Alors que les interrogations sont nombreuses sur les réponses politiques qui seront apportées par Emmanuel Macron au «grand débat national» français, les mises en garde des experts sur les données obtenues et leur signification se multiplient

Bon point pour la méthode. Bon point pour le déroulement des milliers de débats à travers la France. Bon point pour cette «expérience unique au monde de prise de parole citoyenne», pour reprendre l’expression du politologue Pascal Perrineau, l’un des cinq garants du «grand débat national» qui s’est officiellement achevé lundi, avec les premières conclusions. Et après? Alors que le premier ministre Edouard Philippe poursuit ce mardi et mercredi, devant l’Assemblée nationale puis le Sénat, la restitution de ces échanges avec les Français menés entre le 15 janvier et la fin mars, les mises en garde se multiplient contre une utilisation abusive par l’exécutif de ces données disponibles sur le site Granddebat.fr.

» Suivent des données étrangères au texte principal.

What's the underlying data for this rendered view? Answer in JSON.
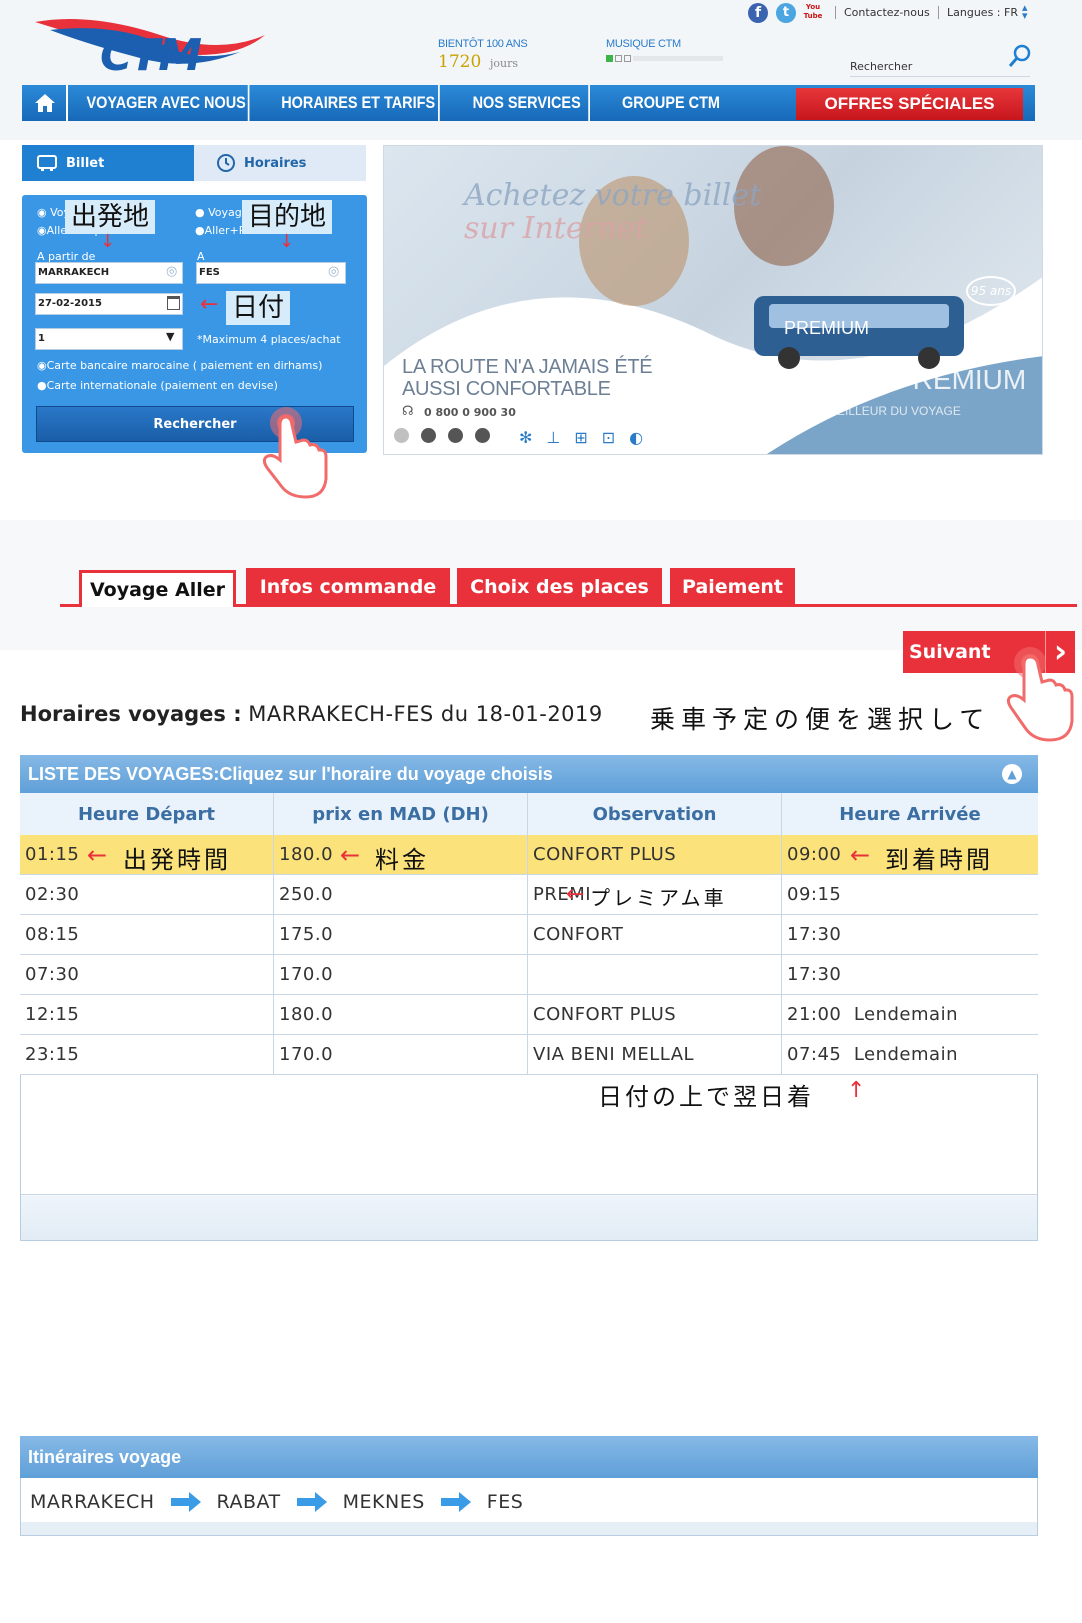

Notre revue de presse: La grande désillusion du «grand débat national» français

«Le grand débat n’est pas un grand sondage: il permet de faire une photographie globale de la société française avec ses priorités, ses accords, ses désaccords, ses contradictions…» a expliqué à son tour un autre des garants, l’ancien PDG de La Poste Jean-Paul Bailly. Attention, donc, à ne pas oublier tous ceux qui n’y ont pas participé. Et tous ceux qui, chaque samedi, continuent de préférer les manifestations après avoir revêtu leurs gilets jaunes, même si leur nombre diminue très sensiblement (22 300 protestataires seulement le 6 avril selon le Ministère de l’intérieur).

«Grand débat pour les retraités»

A la mi-mars, le Centre d’études de la vie politique française (Cevipof) avait publié une étude fouillée du profil des participants au «grand débat», basé sur 2500 questionnaires remplis lors de 240 rencontres (10 000 ont été organisées en France et à l’étranger, pour les Français expatriés). Il en résultait que 65% d’entre eux étaient diplômés de l’enseignement supérieur et que 43% avaient plus de 65 ans. Les jeunes, cela a été souvent noté, ont été les grands absents de ces rencontres. «On a eu le grand débat pour les retraités et les marches pour le climat pour les moins de 25 ans. Ces deux univers ne se sont pas rencontrés», regrette Bernard Poignant, ancien maire de Quimper (Bretagne) et ancien conseiller de François Hollande.

Dans un entretien à Libération, Martial Foucault, patron du Cevipof, alertait alors sur la différence de composition sociologique entre réunions et ronds-points: «Ceux du «grand débat» sont majoritairement des hommes (55%), âgés (60 ans en moyenne), retraités (50%) et actifs de plus de 50 ans (34%), dotés d’un fort capital humain et propriétaires de leur logement (75%) […] Les participants au débat nous ont indiqué s’en sortir soit «plutôt facilement» (55%) avec leurs revenus, soit «très facilement» (11%). Différence plus nette encore avec les «gilets jaunes» en colère: les contributeurs au «grand débat» sont nombreux à être satisfaits de la vie qu’ils mènent et plus encore très satisfaits de leur lieu de résidence.»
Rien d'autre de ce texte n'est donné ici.